# what is a roof truss

A roof truss is a coplanar system of structural members joined together at their ends to form a stable framework. If small changes in the lengths of the members due to loads are neglected, the relative positions of the joints cannot change.

Characteristics of Trusses

Three bars pinned together to form a triangle represents the simplest type of roof truss .
The top members are called the upper chord; the bottom members, the lower chord; and the verticals and diagonals web members.
The purpose of roof trusses is to act like big beams, to support the roof covering over long spans.
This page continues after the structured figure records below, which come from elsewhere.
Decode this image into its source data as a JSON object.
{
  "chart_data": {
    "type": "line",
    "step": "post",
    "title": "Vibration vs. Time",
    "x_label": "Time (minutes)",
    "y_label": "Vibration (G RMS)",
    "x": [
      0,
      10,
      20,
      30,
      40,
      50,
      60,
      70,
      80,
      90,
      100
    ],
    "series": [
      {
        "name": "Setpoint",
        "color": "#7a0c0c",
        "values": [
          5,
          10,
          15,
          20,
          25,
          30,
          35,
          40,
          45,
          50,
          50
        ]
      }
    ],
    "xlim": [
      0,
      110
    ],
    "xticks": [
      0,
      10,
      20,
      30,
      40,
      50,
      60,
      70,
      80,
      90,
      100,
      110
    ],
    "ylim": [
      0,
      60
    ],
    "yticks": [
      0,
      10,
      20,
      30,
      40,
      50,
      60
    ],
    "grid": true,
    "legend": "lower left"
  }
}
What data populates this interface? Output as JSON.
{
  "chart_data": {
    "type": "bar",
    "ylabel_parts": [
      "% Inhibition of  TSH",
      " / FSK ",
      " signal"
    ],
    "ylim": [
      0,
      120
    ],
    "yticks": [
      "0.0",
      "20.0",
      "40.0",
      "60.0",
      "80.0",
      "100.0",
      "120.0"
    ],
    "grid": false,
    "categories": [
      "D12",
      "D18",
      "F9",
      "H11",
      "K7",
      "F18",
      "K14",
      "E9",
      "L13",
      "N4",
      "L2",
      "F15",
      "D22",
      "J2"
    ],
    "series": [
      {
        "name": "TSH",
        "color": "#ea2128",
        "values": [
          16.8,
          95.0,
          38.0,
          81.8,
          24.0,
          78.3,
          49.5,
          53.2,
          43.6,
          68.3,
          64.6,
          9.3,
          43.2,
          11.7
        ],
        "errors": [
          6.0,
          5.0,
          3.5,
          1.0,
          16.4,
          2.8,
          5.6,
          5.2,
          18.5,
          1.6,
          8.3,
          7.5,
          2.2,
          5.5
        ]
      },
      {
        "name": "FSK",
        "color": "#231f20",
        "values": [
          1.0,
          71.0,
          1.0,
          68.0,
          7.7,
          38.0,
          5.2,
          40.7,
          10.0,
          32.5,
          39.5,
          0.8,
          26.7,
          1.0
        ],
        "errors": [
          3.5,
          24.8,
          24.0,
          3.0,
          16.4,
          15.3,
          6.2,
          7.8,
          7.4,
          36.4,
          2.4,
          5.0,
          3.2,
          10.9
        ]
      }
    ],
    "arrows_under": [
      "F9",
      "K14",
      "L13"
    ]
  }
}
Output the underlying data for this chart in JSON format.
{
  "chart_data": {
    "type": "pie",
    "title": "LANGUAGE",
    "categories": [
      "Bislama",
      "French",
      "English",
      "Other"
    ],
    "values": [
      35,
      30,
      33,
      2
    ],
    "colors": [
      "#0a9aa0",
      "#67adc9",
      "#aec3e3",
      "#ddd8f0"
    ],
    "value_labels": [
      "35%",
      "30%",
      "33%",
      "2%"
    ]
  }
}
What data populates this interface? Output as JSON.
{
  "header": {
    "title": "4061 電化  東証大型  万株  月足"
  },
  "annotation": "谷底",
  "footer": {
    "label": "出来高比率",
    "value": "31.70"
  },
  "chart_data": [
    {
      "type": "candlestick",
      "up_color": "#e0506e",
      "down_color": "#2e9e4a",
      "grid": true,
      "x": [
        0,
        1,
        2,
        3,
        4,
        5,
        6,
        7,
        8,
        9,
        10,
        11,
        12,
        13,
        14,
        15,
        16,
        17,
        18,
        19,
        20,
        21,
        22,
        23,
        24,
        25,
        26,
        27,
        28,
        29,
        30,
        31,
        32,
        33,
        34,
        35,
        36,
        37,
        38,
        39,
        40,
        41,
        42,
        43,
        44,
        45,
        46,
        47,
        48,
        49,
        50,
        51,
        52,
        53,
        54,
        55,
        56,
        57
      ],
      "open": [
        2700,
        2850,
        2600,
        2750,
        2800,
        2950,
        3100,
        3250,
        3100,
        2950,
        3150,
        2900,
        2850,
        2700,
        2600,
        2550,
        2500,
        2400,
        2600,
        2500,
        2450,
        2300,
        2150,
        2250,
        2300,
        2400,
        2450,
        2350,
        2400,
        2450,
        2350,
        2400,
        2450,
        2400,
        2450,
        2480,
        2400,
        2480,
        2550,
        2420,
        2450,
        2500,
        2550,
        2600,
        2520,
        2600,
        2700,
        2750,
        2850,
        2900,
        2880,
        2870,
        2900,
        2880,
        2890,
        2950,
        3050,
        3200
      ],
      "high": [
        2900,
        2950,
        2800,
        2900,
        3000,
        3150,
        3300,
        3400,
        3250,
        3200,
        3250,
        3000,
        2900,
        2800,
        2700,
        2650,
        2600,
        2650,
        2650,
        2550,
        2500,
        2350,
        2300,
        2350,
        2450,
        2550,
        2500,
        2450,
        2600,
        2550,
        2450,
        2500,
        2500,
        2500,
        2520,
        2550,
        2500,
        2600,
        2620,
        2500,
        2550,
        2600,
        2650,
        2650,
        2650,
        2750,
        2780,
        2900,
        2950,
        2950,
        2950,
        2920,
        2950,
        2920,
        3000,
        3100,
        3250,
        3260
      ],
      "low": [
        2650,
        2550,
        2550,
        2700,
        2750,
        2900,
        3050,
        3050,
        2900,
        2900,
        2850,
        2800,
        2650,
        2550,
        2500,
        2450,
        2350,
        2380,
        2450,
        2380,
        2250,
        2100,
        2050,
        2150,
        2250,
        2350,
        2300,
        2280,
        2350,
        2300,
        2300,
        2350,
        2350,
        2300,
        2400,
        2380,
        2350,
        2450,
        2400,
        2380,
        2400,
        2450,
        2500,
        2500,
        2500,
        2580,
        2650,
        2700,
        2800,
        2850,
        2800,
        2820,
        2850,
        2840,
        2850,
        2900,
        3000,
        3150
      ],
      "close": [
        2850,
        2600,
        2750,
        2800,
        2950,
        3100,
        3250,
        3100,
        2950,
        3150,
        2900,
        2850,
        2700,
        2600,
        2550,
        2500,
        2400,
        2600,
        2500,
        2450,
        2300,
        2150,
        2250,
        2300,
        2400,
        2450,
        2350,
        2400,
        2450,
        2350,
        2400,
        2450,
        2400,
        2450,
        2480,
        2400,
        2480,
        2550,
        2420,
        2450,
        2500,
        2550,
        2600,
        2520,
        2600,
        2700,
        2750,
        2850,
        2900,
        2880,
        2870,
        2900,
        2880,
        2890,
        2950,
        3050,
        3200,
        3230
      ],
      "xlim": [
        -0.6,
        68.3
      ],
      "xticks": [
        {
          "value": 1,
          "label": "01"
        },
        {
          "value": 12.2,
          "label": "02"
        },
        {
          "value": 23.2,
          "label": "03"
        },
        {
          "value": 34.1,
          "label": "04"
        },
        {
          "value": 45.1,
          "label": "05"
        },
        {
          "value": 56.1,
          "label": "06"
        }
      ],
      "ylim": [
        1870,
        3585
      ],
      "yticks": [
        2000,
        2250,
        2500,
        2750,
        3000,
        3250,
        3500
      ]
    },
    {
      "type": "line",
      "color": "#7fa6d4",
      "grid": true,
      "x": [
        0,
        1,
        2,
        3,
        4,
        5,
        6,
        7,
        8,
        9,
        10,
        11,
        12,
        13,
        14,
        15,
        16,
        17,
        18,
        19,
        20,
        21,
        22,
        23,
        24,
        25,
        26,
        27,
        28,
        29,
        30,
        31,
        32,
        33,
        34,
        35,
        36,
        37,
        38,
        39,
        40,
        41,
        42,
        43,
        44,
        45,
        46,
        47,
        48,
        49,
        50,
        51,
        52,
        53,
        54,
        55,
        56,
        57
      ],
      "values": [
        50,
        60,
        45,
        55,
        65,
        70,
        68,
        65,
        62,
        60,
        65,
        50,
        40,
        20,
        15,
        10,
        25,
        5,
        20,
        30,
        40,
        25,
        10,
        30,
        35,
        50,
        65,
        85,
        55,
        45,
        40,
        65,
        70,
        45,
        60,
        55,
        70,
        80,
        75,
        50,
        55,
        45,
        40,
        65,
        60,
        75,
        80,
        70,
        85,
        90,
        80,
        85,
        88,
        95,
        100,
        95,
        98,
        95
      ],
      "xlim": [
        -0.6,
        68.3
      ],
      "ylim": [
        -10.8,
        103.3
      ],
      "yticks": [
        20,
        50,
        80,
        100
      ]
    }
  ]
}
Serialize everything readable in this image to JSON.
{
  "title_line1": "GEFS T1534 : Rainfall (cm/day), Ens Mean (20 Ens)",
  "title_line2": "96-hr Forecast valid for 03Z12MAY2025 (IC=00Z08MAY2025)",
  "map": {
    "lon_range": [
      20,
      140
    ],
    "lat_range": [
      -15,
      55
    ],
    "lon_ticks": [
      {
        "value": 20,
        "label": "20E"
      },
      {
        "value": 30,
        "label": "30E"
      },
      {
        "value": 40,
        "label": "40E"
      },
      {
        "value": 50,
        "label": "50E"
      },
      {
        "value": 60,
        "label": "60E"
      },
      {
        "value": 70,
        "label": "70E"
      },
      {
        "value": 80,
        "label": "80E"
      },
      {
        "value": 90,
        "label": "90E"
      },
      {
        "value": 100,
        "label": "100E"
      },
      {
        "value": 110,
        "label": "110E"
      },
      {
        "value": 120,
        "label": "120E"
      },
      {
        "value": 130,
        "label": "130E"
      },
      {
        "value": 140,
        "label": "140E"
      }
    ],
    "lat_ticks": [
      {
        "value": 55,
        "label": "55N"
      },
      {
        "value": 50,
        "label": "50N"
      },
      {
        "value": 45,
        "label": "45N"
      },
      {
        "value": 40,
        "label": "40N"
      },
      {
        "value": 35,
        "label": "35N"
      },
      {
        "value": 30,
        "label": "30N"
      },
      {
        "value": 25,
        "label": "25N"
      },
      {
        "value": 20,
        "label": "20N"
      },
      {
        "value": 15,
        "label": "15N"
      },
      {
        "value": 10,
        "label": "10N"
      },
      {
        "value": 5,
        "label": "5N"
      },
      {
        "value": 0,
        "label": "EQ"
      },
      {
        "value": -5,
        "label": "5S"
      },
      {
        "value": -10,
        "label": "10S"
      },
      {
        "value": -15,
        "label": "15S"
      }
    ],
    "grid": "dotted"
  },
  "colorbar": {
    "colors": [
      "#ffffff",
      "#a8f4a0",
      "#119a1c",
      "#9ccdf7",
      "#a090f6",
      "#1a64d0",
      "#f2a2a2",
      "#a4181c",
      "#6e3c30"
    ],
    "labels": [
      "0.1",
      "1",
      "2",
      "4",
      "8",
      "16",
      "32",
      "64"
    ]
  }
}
They not only have to carry their own weight and the weight of the rooﬁng and roof beams, or purlins, but cranes, wind loads, snow loads, suspended ceilings, and equipment, and a live load to take care of construction, maintenance, and repair loading. These loads are applied at the intersection of the members, or panel points, so that the members will be subjected principally to axial stresses—tension or compression.

Bow’s Notation

For simple designation of loads and stresses, capital letters are placed in the spaces between truss members and between forces. Each member and load is then designated by the letters on opposite sides of it. For example, the upper chord members areAF,BH,CJ, andDL. The loads areAB,BC, andCD, and the reactions areEA andDE. Stresses in the members generally are designated by the same letters but in lowercase.

Method of Joints

A useful method for determining the stresses in roof truss members is to select sections
that isolate the joints one at a time and then apply the laws of equilibrium to each.

Considering the stresses in the cut members as external forces, the sum of the horizontal components of the forces acting at a joint must be zero, and so must be the sum of the vertical components. Since the lines of action of all the forces are known, we can therefore compute two unknown magnitudes at each joint by this method. The procedure is to start at a joint that has only two unknowns (generally at the support) and then, as stresses in members are determined, analyze successive joints.